Opinión
Educación Superior: ¿Fábricas de títulos o forjadoras de talento?
Las universidades, públicas y privadas, enfrentan presiones que las empujan a matricular más, graduar más y crecer más, sin necesariamente formar mejor. La consecuencia: profesionales con títulos, pero con limitadas competencias reales para desenvolverse en un entorno laboral cada vez más exigente
Por Mavelin Ramírez
La educación superior dominicana atraviesa un momento decisivo. El notable crecimiento en matrícula universitaria en las últimas dos décadas ha sido presentado como un signo de progreso e inclusión. Sin embargo, tras esa narrativa cuantitativa subyace un desafío aún más complejo: la desconexión entre el volumen de estudiantes y la calidad real de su formación.
La apertura masiva del sistema educativo fue, en su momento, una conquista necesaria. Pero la expansión sin planificación estructural y sin exigencias académicas claras ha tenido consecuencias. Planes de estudio desfasados, baja inversión en investigación, procesos de evaluación institucional debilitados y una escasa cultura de mejora continua, reflejan una tendencia preocupante: el modelo parece haber desplazado el propósito formativo para privilegiar la permanencia y la rentabilidad.
Las universidades, públicas y privadas, enfrentan presiones que las empujan a matricular más, graduar más y crecer más, sin necesariamente formar mejor. La consecuencia: profesionales con títulos, pero con limitadas competencias reales para desenvolverse en un entorno laboral cada vez más exigente.
A esta crisis silenciosa se suma una distorsión profundamente arraigada en algunos entornos académicos: la presencia de figuras con influencia desproporcionada, esto es, “vacas sagradas”, cuya autoridad, prestigio o vínculos institucionales generan sesgos y privilegios dentro de los procesos formativos.
Docentes o autoridades, personalidades que no son sometidos al mismo rigor evaluativo que sus pares; personalidades que, por tradición o poder simbólico, se convierten en referentes intocables, aun cuando sus aportes no estén alineados con las exigencias de una educación de calidad.
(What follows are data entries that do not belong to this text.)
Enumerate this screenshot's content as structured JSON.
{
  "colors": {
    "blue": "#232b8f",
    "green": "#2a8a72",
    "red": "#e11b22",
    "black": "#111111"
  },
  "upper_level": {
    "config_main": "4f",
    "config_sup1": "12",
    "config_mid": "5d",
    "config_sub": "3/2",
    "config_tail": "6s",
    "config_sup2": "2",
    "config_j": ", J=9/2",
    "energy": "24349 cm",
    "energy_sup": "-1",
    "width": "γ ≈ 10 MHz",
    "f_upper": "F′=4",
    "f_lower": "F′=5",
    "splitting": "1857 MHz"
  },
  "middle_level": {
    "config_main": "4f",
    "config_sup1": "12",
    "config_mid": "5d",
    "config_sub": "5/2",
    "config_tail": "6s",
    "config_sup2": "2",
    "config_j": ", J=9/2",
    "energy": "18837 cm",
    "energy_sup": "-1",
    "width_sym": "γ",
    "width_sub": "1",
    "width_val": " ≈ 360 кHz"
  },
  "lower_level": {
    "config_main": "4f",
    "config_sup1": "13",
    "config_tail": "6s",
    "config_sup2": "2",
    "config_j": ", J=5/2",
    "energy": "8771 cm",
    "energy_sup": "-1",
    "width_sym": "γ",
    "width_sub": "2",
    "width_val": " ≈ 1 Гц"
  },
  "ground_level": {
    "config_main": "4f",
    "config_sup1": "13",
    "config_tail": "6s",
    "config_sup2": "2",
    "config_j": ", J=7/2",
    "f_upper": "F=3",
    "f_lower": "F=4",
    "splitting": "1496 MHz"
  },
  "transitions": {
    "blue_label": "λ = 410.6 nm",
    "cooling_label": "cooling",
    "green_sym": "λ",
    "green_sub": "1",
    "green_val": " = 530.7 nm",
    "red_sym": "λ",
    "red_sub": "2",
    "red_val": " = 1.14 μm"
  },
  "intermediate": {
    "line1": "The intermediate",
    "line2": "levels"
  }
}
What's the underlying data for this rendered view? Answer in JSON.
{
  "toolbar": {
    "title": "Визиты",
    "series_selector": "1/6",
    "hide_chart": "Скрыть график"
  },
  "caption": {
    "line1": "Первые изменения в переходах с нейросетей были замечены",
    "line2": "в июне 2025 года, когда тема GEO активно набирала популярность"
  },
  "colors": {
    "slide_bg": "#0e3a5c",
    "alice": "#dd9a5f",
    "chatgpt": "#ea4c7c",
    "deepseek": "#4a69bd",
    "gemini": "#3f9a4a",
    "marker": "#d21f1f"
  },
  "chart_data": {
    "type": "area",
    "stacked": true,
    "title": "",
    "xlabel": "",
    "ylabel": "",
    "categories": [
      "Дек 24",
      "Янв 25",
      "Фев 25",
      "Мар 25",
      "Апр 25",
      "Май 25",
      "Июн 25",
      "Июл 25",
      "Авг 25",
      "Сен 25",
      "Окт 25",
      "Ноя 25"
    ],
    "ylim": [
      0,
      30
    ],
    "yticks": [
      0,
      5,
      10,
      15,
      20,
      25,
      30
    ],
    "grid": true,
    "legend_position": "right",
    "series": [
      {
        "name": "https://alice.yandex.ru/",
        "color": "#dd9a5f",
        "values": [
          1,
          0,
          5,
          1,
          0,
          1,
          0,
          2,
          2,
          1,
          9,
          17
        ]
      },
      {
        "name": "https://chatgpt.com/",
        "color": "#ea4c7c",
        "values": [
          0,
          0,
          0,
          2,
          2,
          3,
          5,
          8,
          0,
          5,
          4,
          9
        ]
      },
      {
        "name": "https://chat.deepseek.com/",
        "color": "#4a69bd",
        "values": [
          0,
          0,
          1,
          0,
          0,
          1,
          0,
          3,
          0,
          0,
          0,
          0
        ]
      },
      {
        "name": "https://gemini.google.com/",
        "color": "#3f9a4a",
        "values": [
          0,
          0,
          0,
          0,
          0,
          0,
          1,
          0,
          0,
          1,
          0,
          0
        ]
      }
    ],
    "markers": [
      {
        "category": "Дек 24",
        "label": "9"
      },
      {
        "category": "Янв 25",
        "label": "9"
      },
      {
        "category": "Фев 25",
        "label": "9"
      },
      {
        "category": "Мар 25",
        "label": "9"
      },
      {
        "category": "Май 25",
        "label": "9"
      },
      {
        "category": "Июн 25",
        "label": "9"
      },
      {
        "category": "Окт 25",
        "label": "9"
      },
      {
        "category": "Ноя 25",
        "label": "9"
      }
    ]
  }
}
Este fenómeno provoca no solo un estancamiento en la innovación pedagógica, sino también una normalización del clientelismo académico, donde la calidad se negocia en nombre del respeto o la conveniencia institucional.
Más preocupante aún es cuando se espera que los equipos docentes y administrativos comprometan principios académicos fundamentales para “acomodar” agendas, presencias o decisiones en función de intereses personales o políticos, desplazando los méritos, la transparencia y la ética como ejes de la vida universitaria.
Este tipo de prácticas no solo distorsiona la formación, sino que alimenta una cultura institucional de miedo, silencio o sumisión, donde los procesos pierden legitimidad y los estudiantes reciben una señal equivocada: que no es el talento ni el esfuerzo lo que abre puertas, sino el favor y la cercanía al poder.
Esta lógica no es inocua. El país sufre sus efectos: jóvenes egresados que, aunque titulados, no cuentan con las competencias mínimas para insertarse de forma digna, innovadora y productiva en el mercado laboral. Una parte significativa termina en empleos de baja calificación, mal remunerados, sin perspectivas reales de crecimiento.
Esta disociación entre universidad y realidad productiva evidencia una verdad incómoda: no estamos formando para transformar, sino para mantener el statu quo.
Entonces, ¿dónde estamos fallando?
Currículos desvinculados del contexto nacional y global.
Bajos estándares de acreditación y autoevaluación.
Falta de meritocracia y renovación docente.
Débil impulso a la investigación, la ética y el pensamiento crítico.
Cultura institucional que privilegia la lealtad por encima del mérito.
La solución no está en reducir la cobertura, sino en elevar con valentía los estándares y reenfocar el propósito de la universidad. Se requiere voluntad institucional, reformas estructurales y una alianza genuina entre el Estado, la academia, el sector privado y la sociedad civil para priorizar la calidad como base del desarrollo humano y económico del país.
Finalmente, una universidad que produce títulos sin sustancia, que normaliza privilegios por encima del rigor, y que se acomoda a las presiones políticas, sociales o simbólicas, no es un centro de formación, sino un simulacro. No podemos hablar de futuro si no estamos dispuestos a transformar el presente. La calidad no se negocia. Y cuando se compromete por conveniencia, todos, es decir: estudiantes, empleadores, el país, terminamos perdiendo.
La autora es Project Manager, especialista en Gestión Humana, Desarrollo Organizacional y Direccionamiento Estratégico en la Gestión Empresarial, docente universitaria, comunicadora.